Now run the following command to generate a sample application:

yo aspnet –grunt

Choose a simple template, the Web Application Basic [without Membership and Authorization] will suffice for this sample:

I then chose the Semantic UI from the menu choices, you can choose whichever one you like:

Give it a name, in my case I named it *MyCrossSampleApp *:

Press Enter and watch Yeoman generate the app for you:

Dive into that directory and restore any package dependencies and run the application by running the following commands from the console window:

cd MyCrossSampleApp

dotnet restore

dotnet run

Then navigate to the local server URL, usually http://localhost:5000 and you should see the application running:

Publishing to VSTS

So now you need to commit your new sample application to Git and push the changes to VSTS. But before we do that let’s take a peek under the hood at the generated project using VSC. Simply navigate to the root of the folder where you cloned the Git repository, you should be able to see the sample application in there:

Note that if this is the first time you access the cloned repository you will get a prompt for your VSTS credentials, that is the ***Git Credential Manager for Mac and Linux (GCM4ML) ***tool at work. Subsequently when you access the project folder again using VSC you will not get the prompt since your credentials will be encrypted and stored in the Mac’s Keychain, a very nice secure access feature.

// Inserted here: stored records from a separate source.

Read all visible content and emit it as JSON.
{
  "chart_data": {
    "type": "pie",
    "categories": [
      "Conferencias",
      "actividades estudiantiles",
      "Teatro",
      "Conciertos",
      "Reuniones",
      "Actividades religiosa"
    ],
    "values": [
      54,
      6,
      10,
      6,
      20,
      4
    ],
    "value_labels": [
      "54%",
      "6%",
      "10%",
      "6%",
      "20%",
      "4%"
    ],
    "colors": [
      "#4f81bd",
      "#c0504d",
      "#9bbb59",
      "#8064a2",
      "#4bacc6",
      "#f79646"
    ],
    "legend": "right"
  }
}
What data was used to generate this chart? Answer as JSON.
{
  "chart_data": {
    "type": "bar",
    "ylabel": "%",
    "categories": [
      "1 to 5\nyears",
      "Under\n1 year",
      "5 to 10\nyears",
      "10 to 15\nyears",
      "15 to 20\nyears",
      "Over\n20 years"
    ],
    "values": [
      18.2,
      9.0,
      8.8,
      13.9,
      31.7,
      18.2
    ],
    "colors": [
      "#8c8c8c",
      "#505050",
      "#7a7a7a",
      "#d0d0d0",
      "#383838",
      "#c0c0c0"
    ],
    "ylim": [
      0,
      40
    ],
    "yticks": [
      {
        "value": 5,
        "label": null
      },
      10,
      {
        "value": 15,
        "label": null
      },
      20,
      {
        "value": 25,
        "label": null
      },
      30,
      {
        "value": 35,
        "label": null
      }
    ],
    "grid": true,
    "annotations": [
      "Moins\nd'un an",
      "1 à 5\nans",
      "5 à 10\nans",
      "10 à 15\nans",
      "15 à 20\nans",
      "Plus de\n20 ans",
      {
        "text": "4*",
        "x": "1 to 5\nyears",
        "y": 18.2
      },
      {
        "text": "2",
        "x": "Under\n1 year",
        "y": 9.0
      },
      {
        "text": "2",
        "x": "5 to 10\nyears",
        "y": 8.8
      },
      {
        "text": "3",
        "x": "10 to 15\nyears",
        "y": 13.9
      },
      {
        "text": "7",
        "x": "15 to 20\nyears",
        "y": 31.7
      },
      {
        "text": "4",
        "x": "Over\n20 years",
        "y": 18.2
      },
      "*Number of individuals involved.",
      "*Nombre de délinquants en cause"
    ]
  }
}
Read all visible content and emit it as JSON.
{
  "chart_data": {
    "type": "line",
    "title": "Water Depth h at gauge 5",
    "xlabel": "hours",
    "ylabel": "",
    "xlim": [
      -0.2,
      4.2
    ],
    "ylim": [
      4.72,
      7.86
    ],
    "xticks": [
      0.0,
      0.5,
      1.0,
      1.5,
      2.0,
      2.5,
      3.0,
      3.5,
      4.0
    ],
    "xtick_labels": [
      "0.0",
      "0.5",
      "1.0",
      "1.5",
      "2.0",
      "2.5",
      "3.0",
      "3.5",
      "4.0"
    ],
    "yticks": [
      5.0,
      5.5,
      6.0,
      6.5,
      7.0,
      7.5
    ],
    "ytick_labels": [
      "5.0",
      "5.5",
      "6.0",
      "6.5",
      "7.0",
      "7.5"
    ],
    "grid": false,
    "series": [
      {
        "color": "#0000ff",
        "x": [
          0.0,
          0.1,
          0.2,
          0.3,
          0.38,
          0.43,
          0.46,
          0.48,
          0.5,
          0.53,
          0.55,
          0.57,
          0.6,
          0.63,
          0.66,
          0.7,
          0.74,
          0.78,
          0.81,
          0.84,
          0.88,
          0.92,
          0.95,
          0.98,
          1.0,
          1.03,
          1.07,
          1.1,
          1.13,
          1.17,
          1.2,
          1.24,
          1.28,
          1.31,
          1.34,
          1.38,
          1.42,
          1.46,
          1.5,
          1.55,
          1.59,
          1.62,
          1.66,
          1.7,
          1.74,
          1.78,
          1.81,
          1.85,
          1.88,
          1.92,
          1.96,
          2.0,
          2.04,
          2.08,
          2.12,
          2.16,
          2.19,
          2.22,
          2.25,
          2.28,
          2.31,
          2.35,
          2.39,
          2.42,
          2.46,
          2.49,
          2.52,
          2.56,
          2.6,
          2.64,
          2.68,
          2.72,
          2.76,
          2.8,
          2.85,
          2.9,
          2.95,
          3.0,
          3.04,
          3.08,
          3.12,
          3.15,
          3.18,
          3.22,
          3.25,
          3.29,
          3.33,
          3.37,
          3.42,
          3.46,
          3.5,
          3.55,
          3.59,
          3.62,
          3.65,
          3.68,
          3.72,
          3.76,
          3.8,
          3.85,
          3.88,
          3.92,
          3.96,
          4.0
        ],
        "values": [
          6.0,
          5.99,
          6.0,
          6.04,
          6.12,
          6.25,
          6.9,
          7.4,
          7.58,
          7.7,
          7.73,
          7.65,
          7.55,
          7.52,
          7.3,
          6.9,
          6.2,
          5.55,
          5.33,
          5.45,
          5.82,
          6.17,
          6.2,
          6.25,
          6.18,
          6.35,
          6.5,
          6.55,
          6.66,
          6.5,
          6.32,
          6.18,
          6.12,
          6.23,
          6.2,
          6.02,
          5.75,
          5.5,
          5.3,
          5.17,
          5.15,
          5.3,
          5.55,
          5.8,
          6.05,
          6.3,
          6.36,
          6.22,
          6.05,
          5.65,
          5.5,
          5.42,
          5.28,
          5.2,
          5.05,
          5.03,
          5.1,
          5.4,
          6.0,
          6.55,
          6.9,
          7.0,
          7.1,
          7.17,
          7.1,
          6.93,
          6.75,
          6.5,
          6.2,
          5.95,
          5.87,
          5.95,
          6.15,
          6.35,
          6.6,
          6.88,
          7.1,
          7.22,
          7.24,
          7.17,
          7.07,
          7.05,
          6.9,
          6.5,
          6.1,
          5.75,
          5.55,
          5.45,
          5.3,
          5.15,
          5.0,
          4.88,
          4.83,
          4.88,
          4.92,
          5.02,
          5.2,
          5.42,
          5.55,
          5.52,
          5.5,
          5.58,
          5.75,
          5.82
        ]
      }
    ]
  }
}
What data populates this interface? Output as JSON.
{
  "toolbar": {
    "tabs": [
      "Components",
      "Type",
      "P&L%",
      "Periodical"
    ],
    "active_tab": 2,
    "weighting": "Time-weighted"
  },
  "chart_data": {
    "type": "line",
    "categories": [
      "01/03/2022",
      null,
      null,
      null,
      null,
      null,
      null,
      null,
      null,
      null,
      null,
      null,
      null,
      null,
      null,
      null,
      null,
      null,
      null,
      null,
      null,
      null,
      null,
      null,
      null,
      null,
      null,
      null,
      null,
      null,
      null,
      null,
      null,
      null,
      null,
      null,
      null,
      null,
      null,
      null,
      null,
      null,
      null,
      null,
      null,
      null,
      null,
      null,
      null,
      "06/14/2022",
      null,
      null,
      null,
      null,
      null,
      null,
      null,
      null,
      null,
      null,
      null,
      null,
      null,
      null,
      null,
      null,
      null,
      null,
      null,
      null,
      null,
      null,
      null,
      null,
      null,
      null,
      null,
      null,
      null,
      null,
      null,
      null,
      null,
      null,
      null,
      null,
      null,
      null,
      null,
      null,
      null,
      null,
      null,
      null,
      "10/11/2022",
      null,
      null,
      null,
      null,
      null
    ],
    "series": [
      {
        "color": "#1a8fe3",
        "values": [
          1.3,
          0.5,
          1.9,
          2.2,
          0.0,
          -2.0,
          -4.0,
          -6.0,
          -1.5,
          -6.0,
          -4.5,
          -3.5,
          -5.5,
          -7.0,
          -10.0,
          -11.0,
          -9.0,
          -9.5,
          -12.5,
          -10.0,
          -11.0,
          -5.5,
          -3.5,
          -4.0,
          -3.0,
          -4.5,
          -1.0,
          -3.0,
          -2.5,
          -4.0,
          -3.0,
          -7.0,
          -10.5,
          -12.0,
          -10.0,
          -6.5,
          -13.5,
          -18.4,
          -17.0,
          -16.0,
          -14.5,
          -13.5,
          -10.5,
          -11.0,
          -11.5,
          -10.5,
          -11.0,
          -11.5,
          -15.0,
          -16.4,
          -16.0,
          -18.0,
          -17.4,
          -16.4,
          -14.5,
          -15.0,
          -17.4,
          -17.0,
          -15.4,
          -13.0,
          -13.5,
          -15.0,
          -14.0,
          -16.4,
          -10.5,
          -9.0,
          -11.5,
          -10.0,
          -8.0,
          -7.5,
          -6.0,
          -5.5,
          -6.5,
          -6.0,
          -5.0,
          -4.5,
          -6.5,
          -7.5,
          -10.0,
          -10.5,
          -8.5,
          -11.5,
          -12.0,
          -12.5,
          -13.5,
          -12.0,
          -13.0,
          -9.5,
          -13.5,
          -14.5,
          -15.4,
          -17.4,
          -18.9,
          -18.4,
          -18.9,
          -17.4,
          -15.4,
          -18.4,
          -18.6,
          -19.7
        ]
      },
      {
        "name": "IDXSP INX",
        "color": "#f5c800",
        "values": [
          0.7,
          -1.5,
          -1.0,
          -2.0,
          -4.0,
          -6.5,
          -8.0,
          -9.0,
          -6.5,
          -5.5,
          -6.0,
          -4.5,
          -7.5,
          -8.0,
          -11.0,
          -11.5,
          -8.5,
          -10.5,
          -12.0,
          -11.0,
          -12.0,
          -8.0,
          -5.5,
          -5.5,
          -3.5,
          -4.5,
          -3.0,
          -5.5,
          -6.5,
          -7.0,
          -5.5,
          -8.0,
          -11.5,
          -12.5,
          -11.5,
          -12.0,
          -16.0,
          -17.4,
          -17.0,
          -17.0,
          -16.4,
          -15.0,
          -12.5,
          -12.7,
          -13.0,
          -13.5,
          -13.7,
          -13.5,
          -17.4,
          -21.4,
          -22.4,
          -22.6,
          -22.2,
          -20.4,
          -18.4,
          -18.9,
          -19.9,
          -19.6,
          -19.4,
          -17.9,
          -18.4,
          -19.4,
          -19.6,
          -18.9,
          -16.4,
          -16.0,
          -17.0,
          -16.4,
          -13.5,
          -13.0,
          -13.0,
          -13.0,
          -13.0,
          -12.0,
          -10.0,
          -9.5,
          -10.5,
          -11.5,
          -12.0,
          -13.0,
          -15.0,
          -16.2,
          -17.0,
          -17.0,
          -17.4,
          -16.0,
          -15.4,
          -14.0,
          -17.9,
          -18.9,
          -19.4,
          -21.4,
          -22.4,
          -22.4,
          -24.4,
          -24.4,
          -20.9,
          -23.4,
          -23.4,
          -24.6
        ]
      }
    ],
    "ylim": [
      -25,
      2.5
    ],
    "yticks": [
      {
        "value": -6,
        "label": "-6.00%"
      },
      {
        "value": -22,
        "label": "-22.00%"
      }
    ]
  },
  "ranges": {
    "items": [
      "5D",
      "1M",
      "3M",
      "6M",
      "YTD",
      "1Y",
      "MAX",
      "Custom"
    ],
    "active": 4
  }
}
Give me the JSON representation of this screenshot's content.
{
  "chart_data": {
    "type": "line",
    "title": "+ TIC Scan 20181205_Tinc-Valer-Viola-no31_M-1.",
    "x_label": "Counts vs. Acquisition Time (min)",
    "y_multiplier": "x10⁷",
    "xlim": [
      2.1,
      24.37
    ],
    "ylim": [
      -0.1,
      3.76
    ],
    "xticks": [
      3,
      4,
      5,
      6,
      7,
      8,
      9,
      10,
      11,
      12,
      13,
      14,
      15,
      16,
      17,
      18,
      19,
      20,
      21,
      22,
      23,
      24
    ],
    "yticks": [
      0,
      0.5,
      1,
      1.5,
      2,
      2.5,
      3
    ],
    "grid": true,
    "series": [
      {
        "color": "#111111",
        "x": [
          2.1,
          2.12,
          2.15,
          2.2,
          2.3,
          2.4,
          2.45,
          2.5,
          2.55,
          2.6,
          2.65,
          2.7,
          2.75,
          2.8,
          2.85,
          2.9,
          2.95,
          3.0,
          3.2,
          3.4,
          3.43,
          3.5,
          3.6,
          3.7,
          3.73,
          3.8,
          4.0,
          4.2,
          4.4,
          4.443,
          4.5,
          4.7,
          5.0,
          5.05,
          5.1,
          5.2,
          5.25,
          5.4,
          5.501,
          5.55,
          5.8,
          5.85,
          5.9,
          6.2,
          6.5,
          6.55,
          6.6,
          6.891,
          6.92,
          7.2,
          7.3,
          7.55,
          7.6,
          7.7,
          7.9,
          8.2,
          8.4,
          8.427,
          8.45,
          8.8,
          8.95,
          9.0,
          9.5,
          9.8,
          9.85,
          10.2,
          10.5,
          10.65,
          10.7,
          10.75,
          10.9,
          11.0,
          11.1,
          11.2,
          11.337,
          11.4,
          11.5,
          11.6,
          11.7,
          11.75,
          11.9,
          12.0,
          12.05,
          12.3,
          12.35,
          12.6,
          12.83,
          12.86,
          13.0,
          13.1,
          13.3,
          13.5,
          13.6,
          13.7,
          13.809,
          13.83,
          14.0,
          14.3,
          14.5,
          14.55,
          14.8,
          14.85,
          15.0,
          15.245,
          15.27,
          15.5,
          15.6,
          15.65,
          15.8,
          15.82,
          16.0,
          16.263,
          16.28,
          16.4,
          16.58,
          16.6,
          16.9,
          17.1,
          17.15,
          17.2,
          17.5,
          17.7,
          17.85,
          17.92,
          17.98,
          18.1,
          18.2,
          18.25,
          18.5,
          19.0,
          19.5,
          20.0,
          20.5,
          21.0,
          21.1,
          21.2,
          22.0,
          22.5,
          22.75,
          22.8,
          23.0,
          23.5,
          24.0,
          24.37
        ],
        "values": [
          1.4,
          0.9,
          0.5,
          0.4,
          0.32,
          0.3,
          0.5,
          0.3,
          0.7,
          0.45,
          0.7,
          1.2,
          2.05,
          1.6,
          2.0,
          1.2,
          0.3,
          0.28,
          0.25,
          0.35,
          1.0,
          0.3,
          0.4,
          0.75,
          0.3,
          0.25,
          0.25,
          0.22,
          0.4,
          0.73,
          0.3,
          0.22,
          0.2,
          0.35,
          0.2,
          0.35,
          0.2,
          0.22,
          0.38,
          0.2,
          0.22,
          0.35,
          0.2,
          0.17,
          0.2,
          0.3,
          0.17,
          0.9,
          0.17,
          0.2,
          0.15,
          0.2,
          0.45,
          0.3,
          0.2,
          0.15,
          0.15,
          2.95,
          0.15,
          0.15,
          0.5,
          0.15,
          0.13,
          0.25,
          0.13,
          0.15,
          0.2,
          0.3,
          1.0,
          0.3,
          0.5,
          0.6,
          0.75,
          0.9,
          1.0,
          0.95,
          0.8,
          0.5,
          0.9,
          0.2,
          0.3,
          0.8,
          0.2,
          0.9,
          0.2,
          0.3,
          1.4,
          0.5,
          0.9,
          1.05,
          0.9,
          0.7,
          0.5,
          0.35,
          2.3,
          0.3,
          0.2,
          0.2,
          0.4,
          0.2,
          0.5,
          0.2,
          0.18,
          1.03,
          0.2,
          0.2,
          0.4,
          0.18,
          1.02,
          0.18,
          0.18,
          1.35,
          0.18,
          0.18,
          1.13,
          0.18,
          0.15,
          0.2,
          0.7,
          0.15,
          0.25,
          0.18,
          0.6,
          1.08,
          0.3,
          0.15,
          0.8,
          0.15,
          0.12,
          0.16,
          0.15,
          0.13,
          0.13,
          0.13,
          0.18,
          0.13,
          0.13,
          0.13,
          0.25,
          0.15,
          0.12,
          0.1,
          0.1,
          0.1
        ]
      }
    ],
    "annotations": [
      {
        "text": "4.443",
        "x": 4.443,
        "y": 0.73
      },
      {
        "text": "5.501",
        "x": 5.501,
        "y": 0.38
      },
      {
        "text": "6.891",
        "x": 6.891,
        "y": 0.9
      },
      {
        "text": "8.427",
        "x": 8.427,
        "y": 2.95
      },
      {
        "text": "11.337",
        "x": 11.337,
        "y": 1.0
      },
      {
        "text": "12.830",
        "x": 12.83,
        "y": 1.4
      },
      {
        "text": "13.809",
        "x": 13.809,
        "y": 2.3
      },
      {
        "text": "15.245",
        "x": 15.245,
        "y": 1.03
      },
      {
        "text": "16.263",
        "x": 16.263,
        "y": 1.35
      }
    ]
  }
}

Notice also that in VSC we have Git integration, this is going to allow us to easily commit to the remote repository and then push our changes. This is all coming together nicely now, let’s commit the initial code:

once you commit the code locally, you can just publish the branch, in this case ‘master’, to VSTS. There is a handy tool shortcut at the bottom of VSC for this:

And just like that all your code is now in VSTS, ready to be shared with a Windows client:

Running On Windows

Now you need to clone the same repository into your Windows client. Note that by now you should have already installed the equivalent tooling for developing ASP.NET Core apps in Windows, getting a secure clone from VSTS using the GCM4ML tool and you have your VSC ready to view your code.

If so then you will see that you can successfully clone the repository to a directory of your choice:

Then from the MyCrossSampleApp directory in our local repository, we run the same commands to restore packages if needed and run the application:

dotnet restore

dotnet run

The project compiles and the web server starts without a hiccup!

In my case the application can be access on http://localhost:5000 , same as Mac! :

The code can also be accessed using VSC from Windows:

I should add that full intellisense is available for the sample project using VSC:


The promise of cross platform development is holding true, at least for my tests in Mac and Windows, but even then this is a tremendously great feat to pull off. Kudos to Microsoft and all the people involved in making cross platform development a reality. Beyond any doubt accomplishing this was not easy, but I am thankful that it was done, as this style of development will reduce a lot of friction for me (and many others) whenever I switched between platforms/machines/OS.